Under the Fair Deal Scheme, farmers need to plan ahead from a financial and tax perspective, should they wish to maximise state support towards their nursing home care, and it may be worth their while to consider transferring assets to their relatives earlier rather than later.
Many other factors have to be considered, when voluntarily transferring a farm, but farmers are advised to obtain financial and legal advice at an early stage, to maximise the benefits for their successors.
If farm assets were to be exempted in Fair Deal, this would ease a considerable financial burden on those inheriting farms from relatives, and would lead to a smoother farm transition process.
Many farmers in Ireland struggle to obtain a viable income from farming, and it often the case that farmers are asset rich but income poor.
They are concerned that their children will be burdened with considerable nursing home bills after their death.
Ultimately, the existing Fair Deal scheme in most cases does not accurately reflect a farmer’s ability to pay nursing home fees, and if a part of the farm is forced to be sold to repay nursing home fees, it can render the remainder of the farm unviable, and can force a sale of the entire holding.

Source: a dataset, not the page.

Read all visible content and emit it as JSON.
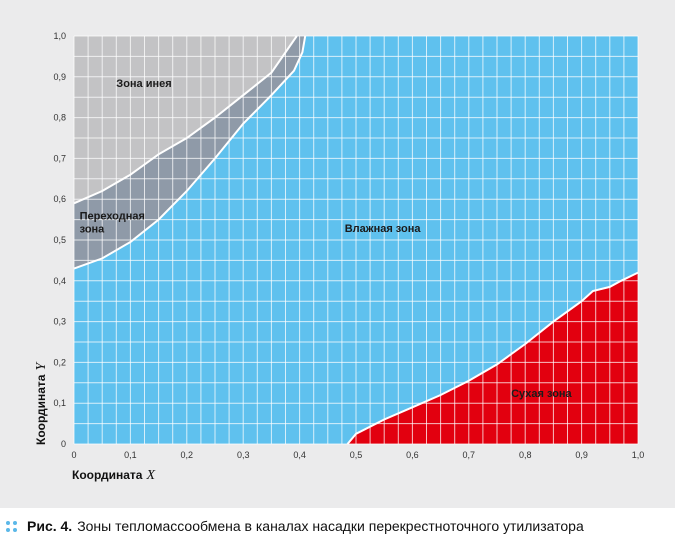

In addition, the fact that an applicant can be assessed on an asset that had been transferred a few years previously is causing huge difficulty and hardship.
Traditionally, farms are often held in the same family for generations, and farms are either transferred to other family members on death or during the lifetime of the existing owner of the land.
But there are real concerns that the viability of some farms are being undermined or lost while trying to meet the cost of care.